シャノン

Open App

【冬は一緒に】


『お疲れ様です。』
「お疲れ〜。今日もバイト?」
『いえ、今日は真っすぐ帰ります。』
「そっか。じゃあ、途中まで一緒に帰ろう。」
『はい!』

先輩と歩く帰り道。
吹き付ける風は、とても冷たい。

「テストはどうだった?順調?」
『あー、まぁ…ぼちぼちっすね。先輩は?』
「んー。私は…ちょっとまずいかも。」
『他の先輩方と違って、部活一筋でしたもんね。』

3年生の先輩のほとんどは、部活動よりも受験勉強に熱心だった。
そりゃあ、学生の本分は学業なんだから、
一生懸命に勉強するのは当たり前なんだけど…。
それにしても、部活が蔑ろにされている気がする。

2年生の先輩から聞いた話だと、去年までの3年生の先輩方は、
夏期講習と大会前の練習を両立させていたらしい。
今の3年生の先輩は、部活動よりも自分の利益の方が大事らしい。
全員がそうってわけではないけれど。

「まぁ…私はいいんだよ。AOで早く受験終わってるし。」
『そんなこと言って〜。卒業できなかったらどうすんすか。』
「いや、卒業はできる!…はず、さすがに。
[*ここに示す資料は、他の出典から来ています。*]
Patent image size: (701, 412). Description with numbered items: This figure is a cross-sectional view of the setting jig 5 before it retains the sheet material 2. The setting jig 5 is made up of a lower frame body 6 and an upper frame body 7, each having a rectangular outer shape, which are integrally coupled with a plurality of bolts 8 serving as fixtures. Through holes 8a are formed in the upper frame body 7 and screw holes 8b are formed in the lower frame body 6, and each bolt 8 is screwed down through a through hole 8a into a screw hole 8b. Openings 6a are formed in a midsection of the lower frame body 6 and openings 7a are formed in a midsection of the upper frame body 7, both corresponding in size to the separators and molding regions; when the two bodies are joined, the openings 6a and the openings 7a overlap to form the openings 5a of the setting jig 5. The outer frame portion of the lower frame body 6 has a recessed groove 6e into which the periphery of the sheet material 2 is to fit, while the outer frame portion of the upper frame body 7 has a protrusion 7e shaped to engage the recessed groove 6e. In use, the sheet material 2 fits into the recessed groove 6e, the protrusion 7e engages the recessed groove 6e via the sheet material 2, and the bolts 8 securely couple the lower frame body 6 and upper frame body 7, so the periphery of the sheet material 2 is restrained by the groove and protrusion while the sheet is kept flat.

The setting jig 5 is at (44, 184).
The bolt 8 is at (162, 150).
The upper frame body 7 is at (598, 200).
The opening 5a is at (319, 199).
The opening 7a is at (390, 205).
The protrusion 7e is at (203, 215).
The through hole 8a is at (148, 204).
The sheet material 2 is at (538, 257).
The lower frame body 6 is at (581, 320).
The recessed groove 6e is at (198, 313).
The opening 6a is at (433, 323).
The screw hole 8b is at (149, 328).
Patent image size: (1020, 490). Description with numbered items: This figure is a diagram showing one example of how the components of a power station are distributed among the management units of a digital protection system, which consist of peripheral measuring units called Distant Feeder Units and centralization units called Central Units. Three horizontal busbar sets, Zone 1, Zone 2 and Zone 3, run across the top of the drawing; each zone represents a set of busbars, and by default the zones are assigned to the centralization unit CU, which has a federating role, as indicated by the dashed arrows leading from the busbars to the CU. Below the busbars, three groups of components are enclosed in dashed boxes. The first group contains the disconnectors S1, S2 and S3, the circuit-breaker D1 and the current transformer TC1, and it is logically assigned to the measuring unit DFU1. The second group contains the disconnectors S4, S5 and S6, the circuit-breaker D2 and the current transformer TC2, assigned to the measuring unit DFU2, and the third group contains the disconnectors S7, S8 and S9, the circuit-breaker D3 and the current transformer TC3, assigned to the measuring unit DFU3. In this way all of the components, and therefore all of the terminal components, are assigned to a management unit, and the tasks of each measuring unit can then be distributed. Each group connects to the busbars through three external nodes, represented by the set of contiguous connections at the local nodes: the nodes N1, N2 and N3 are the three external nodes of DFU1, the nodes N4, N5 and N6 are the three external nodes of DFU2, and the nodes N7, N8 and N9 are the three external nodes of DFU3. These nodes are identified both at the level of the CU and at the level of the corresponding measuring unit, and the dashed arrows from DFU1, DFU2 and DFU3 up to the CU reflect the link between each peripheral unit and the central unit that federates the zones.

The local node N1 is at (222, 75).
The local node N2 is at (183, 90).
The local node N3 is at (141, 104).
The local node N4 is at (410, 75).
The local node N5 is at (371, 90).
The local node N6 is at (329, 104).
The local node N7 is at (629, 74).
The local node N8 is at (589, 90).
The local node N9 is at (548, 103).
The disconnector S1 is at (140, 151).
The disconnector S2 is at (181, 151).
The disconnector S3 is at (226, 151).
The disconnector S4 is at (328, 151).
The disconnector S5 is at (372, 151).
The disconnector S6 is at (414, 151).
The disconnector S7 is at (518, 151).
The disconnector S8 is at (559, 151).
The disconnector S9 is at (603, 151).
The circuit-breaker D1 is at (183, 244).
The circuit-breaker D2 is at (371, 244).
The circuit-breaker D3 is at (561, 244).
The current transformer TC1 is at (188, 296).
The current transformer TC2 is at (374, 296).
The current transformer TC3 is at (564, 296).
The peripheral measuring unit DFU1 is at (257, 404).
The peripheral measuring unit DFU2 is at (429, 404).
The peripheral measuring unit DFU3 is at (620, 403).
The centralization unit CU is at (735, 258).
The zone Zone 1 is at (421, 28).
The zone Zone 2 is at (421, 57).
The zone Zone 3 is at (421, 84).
」
『ほんとっすか〜?』
「大丈夫だって!」

話しているうちに、先輩との別れ道に着いた。
いつの間にか、雪が降り始めていた。

『そんじゃ先輩、また明日!』
「うん、気を付けてね。」
『はーい!』

外がどんなに寒くても、先輩がいれば大丈夫。
卒業するまでもう少し、一緒の時間を過ごしたい。